Other events have similarly taken some of the luster off of bevacizumab’s previously impenetrable sheen. Late last year, the FDA reversed course on its previous approval of bevacizumab in advanced breast cancer, based on successor studies in this disease indication failing to demonstrate a similar degree of clinical improvement as had the original study on which its expedited approval was based, including an absence of OS benefit. Then, a meta-analysis published earlier this year in JAMA highlighted the fact that bevacizumab, when added to chemotherapy, was associated with a significantly higher rate of fatal adverse events (RR=1.46). When added to people’s growing concerns about our current health economic crisis, and as a perfect example of this class of (overly) expensive targeted cancer therapies, there is no doubt that bevacizumab has since come back down to earth from its original heyday of unchecked enthusiasm.

The hope that it would prove useful in earlier stages of disease, such as in the adjuvant setting in colon cancer, has not been realized.
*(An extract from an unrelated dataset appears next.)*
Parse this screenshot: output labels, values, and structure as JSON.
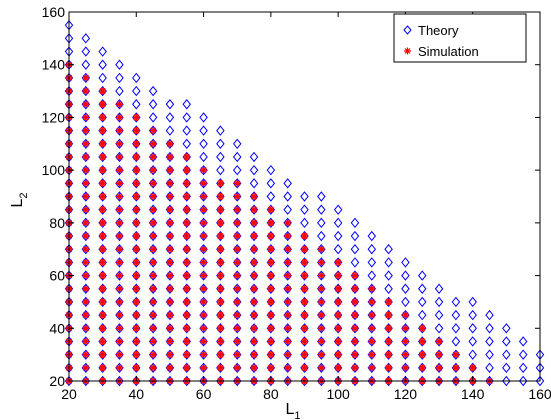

But bevacizumab found its way into a number of treatment paradigms across several important disease indications, offering meaningful clinical benefit to large numbers of patients. Medical oncologists are glad to have this drug available to prescribe to select patients.

Andrew Ko, MD, is an associate professor in the department of medicine (hematology/oncology), University of California San Francisco, and a HemOnc Today Editorial Board member. Dr. Ko reports having received prior research support from Genentech, but not within the last year.